Ein weiterer Mechanismus ist der intensive Einsatz in strategischen Wirtschaftssektoren. In vielen Ländern wird Landwirten und einfachen Menschen häufig Wasser für Minen, Kraftwerke und Industrie gestohlen. Eines der Länder, in denen dies am deutlichsten ist, ist Südafrika 3,5% der weltweiten KohlenreservenDie Minen mit 8 Millionen Karat Diamanten pro Jahr besitzen über 80% des Platins, während 12% des jährlich abgebauten Weltgoldes aus den riesigen südafrikanischen Minen stammen (die größte ist über 3500 Meter tief). Nach Wert des Bergbausektors ist es der fünfte Staat der Welt. Und die Auswirkungen sind erheblich. Eine der Folgen der Minen ist die Säureableitung, eine Verbindung toxischer Substanzen, die durch das zur Gewinnung verwendete Wasser oder durch Infiltration in stillgelegten Minen gelöst werden. Zum Nachteil von Tausenden von Familien, die keinen Zugang zu der Ressource haben oder gezwungen sind, kontaminiertes Wasser zu trinken.

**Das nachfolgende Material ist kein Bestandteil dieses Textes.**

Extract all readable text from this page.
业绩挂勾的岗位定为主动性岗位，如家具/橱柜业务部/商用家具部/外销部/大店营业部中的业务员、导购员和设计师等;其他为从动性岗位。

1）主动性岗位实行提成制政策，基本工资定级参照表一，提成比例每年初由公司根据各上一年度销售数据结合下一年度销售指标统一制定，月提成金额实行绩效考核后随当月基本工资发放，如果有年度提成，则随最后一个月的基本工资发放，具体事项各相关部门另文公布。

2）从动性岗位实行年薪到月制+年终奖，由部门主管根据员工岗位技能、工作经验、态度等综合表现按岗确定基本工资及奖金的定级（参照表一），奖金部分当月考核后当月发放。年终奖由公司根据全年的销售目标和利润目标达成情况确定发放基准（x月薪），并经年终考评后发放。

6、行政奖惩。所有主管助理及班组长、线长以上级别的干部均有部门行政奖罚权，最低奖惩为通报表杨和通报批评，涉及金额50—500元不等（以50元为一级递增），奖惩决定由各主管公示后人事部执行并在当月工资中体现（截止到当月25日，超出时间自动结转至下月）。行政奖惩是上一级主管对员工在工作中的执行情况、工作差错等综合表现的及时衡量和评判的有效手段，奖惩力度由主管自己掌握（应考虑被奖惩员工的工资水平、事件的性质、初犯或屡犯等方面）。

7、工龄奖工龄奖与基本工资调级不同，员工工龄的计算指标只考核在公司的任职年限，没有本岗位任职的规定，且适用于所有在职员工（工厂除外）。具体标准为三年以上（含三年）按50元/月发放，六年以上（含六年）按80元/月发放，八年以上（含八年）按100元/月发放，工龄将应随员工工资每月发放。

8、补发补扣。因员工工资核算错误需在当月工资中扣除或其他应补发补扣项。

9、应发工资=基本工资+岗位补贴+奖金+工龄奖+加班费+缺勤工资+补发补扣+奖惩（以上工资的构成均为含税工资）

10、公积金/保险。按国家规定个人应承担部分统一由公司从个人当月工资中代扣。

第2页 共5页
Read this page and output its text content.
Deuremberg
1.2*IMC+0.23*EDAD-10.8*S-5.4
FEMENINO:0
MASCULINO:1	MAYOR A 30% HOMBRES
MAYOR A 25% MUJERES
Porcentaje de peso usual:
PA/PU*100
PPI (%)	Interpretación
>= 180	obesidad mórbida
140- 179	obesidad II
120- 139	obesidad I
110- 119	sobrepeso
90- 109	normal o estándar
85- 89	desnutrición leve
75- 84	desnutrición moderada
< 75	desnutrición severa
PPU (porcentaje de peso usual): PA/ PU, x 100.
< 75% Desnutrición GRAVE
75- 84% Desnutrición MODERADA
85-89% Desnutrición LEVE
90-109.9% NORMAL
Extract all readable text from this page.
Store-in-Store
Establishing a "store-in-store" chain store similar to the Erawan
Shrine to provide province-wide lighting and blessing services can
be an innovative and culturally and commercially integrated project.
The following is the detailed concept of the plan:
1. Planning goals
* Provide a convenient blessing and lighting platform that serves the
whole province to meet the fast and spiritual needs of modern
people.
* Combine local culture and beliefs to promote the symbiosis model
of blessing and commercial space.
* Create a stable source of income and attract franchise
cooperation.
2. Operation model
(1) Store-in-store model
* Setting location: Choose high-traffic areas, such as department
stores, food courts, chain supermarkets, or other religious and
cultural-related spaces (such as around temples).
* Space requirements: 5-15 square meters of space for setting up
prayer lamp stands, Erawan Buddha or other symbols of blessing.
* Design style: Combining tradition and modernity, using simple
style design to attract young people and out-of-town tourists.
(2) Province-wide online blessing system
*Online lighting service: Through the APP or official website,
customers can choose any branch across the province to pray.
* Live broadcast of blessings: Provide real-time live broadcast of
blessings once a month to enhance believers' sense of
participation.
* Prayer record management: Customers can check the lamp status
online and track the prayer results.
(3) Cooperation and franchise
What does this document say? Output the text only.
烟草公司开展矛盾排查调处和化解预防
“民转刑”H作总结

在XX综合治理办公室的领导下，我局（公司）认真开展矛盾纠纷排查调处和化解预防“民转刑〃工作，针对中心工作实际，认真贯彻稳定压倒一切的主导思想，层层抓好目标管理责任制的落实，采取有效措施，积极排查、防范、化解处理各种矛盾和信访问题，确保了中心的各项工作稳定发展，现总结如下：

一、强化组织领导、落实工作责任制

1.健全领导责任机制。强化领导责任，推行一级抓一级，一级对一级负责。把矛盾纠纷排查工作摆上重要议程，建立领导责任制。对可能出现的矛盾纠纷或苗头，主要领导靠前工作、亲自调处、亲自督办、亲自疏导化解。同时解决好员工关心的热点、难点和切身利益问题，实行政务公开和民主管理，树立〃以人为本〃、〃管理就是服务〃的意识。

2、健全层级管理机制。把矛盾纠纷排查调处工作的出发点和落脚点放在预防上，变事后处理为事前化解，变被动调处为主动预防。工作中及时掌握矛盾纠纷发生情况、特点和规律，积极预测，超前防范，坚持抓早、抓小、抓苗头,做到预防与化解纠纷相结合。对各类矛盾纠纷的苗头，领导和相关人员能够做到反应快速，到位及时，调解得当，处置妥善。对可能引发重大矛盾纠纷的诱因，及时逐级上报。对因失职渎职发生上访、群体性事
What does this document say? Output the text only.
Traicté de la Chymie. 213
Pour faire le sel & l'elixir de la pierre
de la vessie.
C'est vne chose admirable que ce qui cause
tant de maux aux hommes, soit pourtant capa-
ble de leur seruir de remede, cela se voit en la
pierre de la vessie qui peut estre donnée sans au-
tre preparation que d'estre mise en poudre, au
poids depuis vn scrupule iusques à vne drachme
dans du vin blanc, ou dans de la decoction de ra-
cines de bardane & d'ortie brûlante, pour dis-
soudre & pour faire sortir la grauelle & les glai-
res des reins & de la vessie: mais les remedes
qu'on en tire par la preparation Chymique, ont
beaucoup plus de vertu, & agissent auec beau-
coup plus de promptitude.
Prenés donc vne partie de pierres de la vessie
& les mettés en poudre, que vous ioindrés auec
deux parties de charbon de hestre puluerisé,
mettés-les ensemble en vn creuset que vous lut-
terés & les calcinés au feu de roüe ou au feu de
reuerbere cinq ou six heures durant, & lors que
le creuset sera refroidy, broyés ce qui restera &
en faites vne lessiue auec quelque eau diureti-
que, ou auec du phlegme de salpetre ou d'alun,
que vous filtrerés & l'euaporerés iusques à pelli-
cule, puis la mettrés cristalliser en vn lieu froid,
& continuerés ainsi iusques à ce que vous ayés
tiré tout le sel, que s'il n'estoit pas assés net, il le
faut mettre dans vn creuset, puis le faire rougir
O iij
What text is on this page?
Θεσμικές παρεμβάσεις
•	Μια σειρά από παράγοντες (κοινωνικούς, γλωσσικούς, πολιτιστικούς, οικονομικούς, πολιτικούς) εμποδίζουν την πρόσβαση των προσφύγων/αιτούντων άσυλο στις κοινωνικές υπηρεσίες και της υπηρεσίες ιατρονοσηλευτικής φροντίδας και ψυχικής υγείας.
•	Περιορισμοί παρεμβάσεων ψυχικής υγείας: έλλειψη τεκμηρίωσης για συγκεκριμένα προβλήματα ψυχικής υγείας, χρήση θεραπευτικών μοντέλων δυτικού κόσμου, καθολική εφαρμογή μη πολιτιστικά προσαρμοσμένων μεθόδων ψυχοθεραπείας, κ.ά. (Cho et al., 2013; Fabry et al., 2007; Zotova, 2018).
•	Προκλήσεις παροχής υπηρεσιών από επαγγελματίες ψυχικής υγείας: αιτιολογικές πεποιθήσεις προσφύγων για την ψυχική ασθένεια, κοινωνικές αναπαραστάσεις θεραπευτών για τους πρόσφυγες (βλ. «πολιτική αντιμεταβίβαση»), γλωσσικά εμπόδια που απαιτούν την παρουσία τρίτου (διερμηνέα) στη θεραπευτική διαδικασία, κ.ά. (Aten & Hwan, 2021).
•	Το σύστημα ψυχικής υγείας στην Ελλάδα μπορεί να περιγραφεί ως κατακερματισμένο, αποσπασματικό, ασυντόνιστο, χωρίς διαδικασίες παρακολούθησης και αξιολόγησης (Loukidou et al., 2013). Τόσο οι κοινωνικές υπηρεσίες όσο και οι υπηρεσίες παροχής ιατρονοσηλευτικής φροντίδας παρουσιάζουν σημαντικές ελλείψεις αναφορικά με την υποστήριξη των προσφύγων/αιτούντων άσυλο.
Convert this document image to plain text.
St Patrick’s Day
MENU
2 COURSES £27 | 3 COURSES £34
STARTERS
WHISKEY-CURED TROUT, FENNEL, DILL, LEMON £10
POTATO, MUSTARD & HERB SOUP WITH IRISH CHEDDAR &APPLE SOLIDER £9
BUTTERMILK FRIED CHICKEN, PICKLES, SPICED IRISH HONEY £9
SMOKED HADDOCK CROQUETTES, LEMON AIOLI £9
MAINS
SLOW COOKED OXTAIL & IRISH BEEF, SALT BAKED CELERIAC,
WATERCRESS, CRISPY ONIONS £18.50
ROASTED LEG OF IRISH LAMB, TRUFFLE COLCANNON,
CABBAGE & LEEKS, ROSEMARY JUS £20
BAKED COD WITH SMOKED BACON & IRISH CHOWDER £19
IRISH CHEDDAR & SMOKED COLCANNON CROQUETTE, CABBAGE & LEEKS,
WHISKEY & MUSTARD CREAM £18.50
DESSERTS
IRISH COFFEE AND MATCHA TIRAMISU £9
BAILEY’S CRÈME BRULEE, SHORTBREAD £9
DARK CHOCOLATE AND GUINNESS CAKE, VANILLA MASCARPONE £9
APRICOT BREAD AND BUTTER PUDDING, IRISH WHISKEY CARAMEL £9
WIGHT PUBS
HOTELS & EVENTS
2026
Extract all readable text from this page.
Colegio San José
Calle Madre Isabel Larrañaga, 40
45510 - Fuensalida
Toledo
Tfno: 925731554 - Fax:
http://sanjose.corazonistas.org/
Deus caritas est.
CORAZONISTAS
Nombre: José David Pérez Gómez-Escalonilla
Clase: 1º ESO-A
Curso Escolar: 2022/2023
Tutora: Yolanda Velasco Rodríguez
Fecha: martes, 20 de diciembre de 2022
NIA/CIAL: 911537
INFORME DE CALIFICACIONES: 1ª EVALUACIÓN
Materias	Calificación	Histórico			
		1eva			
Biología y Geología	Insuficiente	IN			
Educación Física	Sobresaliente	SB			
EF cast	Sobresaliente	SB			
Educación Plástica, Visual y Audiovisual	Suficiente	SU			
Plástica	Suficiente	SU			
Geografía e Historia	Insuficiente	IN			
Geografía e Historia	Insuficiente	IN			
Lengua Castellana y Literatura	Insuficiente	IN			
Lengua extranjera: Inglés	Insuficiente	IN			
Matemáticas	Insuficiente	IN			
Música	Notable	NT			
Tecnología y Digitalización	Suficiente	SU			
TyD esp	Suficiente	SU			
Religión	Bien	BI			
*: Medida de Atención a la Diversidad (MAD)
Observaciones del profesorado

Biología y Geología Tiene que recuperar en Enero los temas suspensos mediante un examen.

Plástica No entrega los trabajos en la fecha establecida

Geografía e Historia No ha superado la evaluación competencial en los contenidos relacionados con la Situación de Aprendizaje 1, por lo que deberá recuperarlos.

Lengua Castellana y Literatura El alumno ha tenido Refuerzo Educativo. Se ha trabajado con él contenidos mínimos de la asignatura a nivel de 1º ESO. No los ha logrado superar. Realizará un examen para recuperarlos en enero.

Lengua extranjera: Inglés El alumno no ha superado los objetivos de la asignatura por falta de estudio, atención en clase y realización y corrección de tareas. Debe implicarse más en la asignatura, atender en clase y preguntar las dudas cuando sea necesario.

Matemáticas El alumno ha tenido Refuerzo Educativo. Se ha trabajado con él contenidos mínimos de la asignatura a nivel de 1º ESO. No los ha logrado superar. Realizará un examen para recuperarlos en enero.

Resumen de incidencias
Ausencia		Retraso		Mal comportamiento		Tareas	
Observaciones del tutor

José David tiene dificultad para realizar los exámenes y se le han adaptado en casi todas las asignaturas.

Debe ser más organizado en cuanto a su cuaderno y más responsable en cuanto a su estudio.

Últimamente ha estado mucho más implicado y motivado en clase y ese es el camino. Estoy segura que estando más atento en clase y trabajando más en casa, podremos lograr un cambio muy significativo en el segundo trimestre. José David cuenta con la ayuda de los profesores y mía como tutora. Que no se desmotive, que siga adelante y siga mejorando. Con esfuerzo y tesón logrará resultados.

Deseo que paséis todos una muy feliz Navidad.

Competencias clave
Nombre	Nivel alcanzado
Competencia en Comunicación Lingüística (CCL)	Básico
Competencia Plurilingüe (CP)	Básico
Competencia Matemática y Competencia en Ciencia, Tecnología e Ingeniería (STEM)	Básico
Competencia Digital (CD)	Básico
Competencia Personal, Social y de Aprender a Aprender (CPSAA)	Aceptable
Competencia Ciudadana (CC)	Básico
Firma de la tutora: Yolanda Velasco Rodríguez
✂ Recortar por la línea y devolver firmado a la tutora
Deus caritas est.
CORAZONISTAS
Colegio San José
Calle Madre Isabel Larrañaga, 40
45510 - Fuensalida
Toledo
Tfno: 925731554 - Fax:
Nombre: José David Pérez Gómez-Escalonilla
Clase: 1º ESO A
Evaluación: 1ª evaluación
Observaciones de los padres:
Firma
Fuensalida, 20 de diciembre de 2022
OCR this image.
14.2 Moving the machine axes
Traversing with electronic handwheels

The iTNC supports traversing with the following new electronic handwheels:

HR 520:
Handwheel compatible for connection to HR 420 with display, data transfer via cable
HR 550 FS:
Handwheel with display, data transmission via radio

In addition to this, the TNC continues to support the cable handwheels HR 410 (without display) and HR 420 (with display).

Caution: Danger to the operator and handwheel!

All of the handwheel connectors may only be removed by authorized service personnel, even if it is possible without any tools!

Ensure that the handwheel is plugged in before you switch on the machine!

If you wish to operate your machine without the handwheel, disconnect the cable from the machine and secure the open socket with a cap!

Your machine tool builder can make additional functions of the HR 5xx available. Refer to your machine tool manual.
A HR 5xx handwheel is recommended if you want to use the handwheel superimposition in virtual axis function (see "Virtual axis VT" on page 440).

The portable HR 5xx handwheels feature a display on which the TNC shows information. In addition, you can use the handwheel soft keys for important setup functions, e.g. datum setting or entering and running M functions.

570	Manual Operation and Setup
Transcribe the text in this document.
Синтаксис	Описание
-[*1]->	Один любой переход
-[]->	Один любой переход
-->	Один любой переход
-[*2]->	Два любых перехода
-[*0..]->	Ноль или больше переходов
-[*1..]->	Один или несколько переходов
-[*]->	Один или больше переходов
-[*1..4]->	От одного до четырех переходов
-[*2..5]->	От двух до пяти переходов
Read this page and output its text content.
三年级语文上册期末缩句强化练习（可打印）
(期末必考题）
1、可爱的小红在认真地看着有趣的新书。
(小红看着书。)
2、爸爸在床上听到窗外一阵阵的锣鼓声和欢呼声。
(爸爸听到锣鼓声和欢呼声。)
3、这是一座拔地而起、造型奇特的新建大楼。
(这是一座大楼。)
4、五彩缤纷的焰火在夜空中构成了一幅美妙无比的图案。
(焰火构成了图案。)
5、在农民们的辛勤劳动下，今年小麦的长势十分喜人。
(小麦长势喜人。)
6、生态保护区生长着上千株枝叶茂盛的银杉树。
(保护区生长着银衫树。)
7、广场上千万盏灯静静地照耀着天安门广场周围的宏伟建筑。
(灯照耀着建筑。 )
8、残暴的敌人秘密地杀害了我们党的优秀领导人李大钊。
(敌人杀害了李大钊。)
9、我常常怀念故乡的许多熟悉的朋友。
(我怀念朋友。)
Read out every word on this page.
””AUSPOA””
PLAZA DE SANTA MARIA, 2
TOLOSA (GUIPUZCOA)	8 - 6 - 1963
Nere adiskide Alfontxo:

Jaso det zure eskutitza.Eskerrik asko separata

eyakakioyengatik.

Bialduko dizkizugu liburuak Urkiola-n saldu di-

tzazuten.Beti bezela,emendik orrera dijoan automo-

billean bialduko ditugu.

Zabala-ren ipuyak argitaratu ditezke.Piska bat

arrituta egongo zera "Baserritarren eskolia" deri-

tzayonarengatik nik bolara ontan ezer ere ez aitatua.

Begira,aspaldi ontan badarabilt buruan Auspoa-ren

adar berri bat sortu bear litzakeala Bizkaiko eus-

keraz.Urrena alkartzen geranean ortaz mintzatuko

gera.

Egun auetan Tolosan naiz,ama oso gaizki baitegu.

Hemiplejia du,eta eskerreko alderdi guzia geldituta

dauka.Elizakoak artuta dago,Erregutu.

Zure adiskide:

Die Privatisierung wird als eine andere Form des Hortens angesehen. In Italien wurde 2011 abgestimmt, um die Privatisierung des Wassermanagements zu vermeidenunter Wiederholung der Notwendigkeit von Zöllen, die vom öffentlichen Sektor kontrolliert werden, und einer Kontrolle der Ressource in den Händen des öffentlichen Sektors und nicht des privaten Sektors. Obwohl die Privatisierungswelle der neunziger Jahre, als multinationale Wasserkonzerne wie Veolia und Suez eine energische Kampagne für Infrastrukturkäufe starteten, in einigen Ländern von Brasilien bis Ghana eingedämmt wurde, versuchen große Unternehmen, den Zugang zu Quellen und Wassermanagementsystemen zu sichern durch die Einführung von Zöllen, die ihren eigenen Gewinnbedürfnissen entsprechen und nicht den Bedürfnissen der einfachen Leute, insbesondere der am stärksten gefährdeten Gruppen.

von Emanuele Bompan

Bildnachweis:

  • Eröffnungsfoto von Fausto Podavini: Witbank. In einer Kohlenmine sammelt eine Frau Kohle für ihren eigenen Gebrauch. Kohle ist die einzige Ressource für die lokale Bevölkerung.